As for you culling idea, It will be a bit of time before you notice any true deformities, almost all colour oddities in clowns are genetic. And often have no negative impact. Pigment and body structure development are similar but not the same. You will see many many perfectly formed clowns with bizarre pigment "deformities" yet functionally they are perfect, aesthetically depending on your views they are not. (Snowflakes, Platinum, Misbar)
On the other hand you may get specimens with perfect bars, pigment tones etcetc. but terrible face, fin and torso deformities. These are often linked to one or two things. Inbreeding, the first. With captive clowns its all to common to get pairs with identical or similar genetics. If they are wild however you'll be far better off. secondly the environment can play a huge role. Just as children while in the womb or early childhood can have adverse reactions to things, so can a fish. Often culprits are an excess of nutrients in the water which will negatively affect the bodies growing process by reacting with tissues and bones. Sometimes though there is more, if any aerosols or heavy produced substances make it into the water column its quite likely you'll have a structural deformity happen.
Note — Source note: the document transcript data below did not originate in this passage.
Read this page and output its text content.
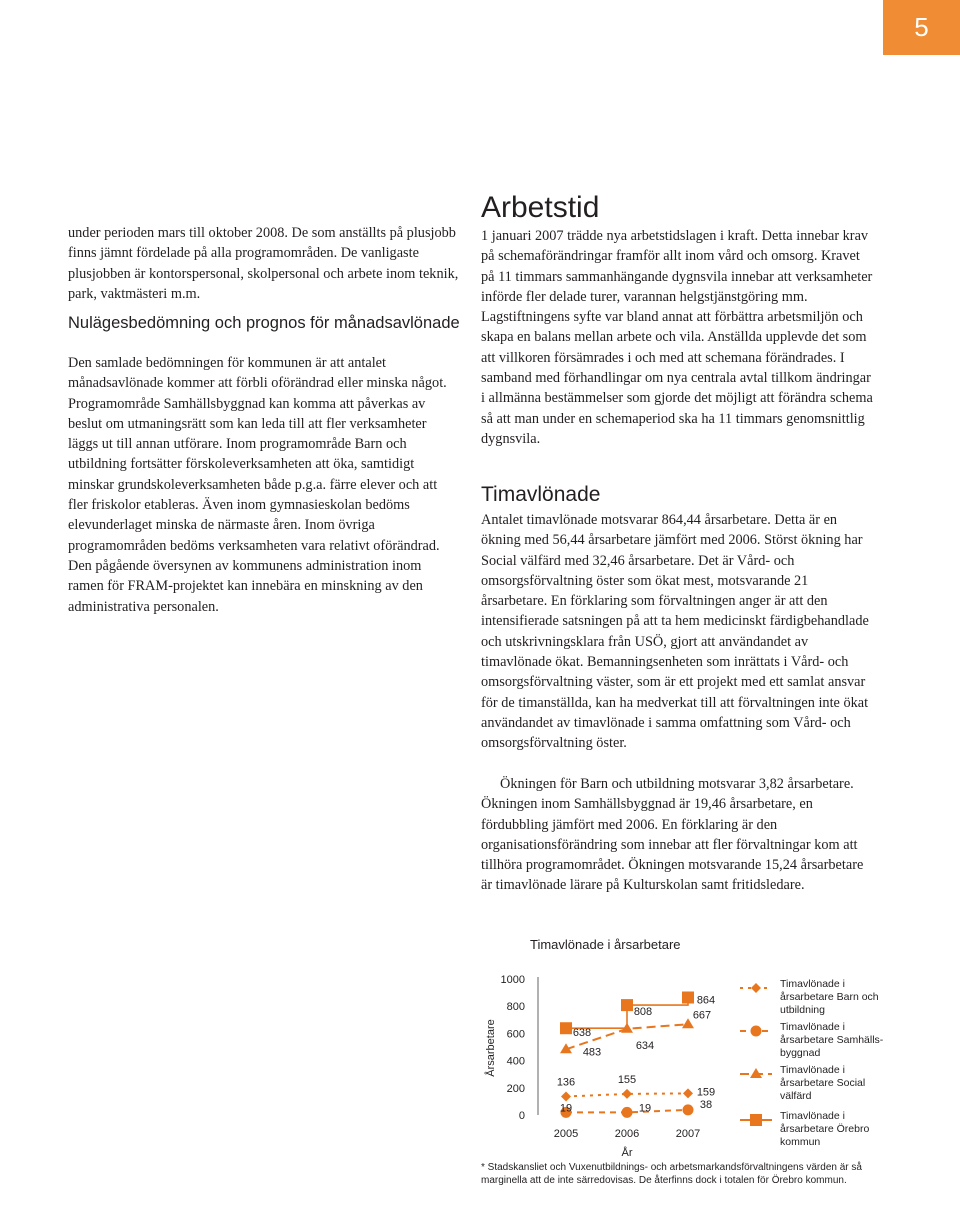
5

under perioden mars till oktober 2008. De som anställts på plusjobb finns jämnt fördelade på alla programområden. De vanligaste plusjobben är kontorspersonal, skolpersonal och arbete inom teknik, park, vaktmästeri m.m.

Nulägesbedömning och prognos för månadsavlönade

Den samlade bedömningen för kommunen är att antalet månadsavlönade kommer att förbli oförändrad eller minska något. Programområde Samhällsbyggnad kan komma att påverkas av beslut om utmaningsrätt som kan leda till att fler verksamheter läggs ut till annan utförare. Inom programområde Barn och utbildning fortsätter förskoleverksamheten att öka, samtidigt minskar grundskoleverksamheten både p.g.a. färre elever och att fler friskolor etableras. Även inom gymnasieskolan bedöms elevunderlaget minska de närmaste åren. Inom övriga programområden bedöms verksamheten vara relativt oförändrad. Den pågående översynen av kommunens administration inom ramen för FRAM-projektet kan innebära en minskning av den administrativa personalen.

Arbetstid

1 januari 2007 trädde nya arbetstidslagen i kraft. Detta innebar krav på schemaförändringar framför allt inom vård och omsorg. Kravet på 11 timmars sammanhängande dygnsvila innebar att verksamheter införde fler delade turer, varannan helgstjänstgöring mm. Lagstiftningens syfte var bland annat att förbättra arbetsmiljön och skapa en balans mellan arbete och vila. Anställda upplevde det som att villkoren försämrades i och med att schemana förändrades. I samband med förhandlingar om nya centrala avtal tillkom ändringar i allmänna bestämmelser som gjorde det möjligt att förändra schema så att man under en schemaperiod ska ha 11 timmars genomsnittlig dygnsvila.

Timavlönade

Antalet timavlönade motsvarar 864,44 årsarbetare. Detta är en ökning med 56,44 årsarbetare jämfört med 2006. Störst ökning har Social välfärd med 32,46 årsarbetare. Det är Vård- och omsorgsförvaltning öster som ökat mest, motsvarande 21 årsarbetare. En förklaring som förvaltningen anger är att den intensifierade satsningen på att ta hem medicinskt färdigbehandlade och utskrivningsklara från USÖ, gjort att användandet av timavlönade ökat. Bemanningsenheten som inrättats i Vård- och omsorgsförvaltning väster, som är ett projekt med ett samlat ansvar för de timanställda, kan ha medverkat till att förvaltningen inte ökat användandet av timavlönade i samma omfattning som Vård- och omsorgsförvaltning öster.

Ökningen för Barn och utbildning motsvarar 3,82 årsarbetare. Ökningen inom Samhällsbyggnad är 19,46 årsarbetare, en fördubbling jämfört med 2006. En förklaring är den organisationsförändring som innebar att fler förvaltningar kom att tillhöra programområdet. Ökningen motsvarande 15,24 årsarbetare är timavlönade lärare på Kulturskolan samt fritidsledare.

Timavlönade i årsarbetare
0
200
400
600
800
1000
2005	2006	2007
År
Årsarbetare
136	155
159
19	19	38
483
634
667
638
808
864
Timavlönade i
årsarbetare Barn och
utbildning
Timavlönade i
årsarbetare Samhälls-
byggnad
Timavlönade i
årsarbetare Social
välfärd
Timavlönade i
årsarbetare Örebro
kommun
* Stadskansliet och Vuxenutbildnings- och arbetsmarkandsförvaltningens värden är så marginella att de inte särredovisas. De återfinns dock i totalen för Örebro kommun.
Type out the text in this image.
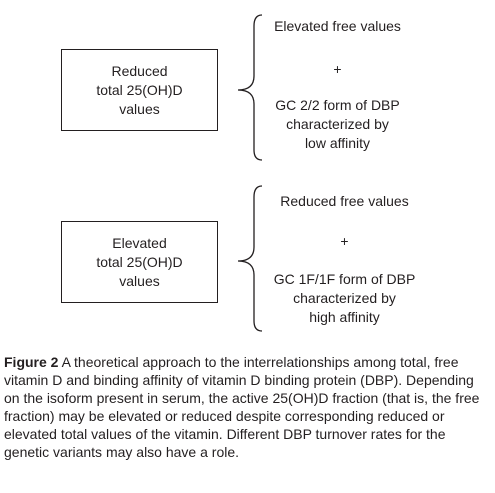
Reduced
total 25(OH)D
values
Elevated free values
+
GC 2/2 form of DBP
characterized by
low affinity
Elevated
total 25(OH)D
values
Reduced free values
+
GC 1F/1F form of DBP
characterized by
high affinity
Figure 2 A theoretical approach to the interrelationships among total, free vitamin D and binding affinity of vitamin D binding protein (DBP). Depending on the isoform present in serum, the active 25(OH)D fraction (that is, the free fraction) may be elevated or reduced despite corresponding reduced or elevated total values of the vitamin. Different DBP turnover rates for the genetic variants may also have a role.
Like clef lips in humans, A deformity that is because of the mothers contact with a particular gardening product. (from memory dont quote me! my brother has this)
I wouldn't cull based on incomplete pigment, this can be present until they are 5cm+ in length, rather embrace those. As they are how different demographic "morphs" often form naturally in the wild. Like Gold stripe, White Stripe, Lighting Stripe Maroon clowns. All the same fish with healthy body structure. Just different pigments.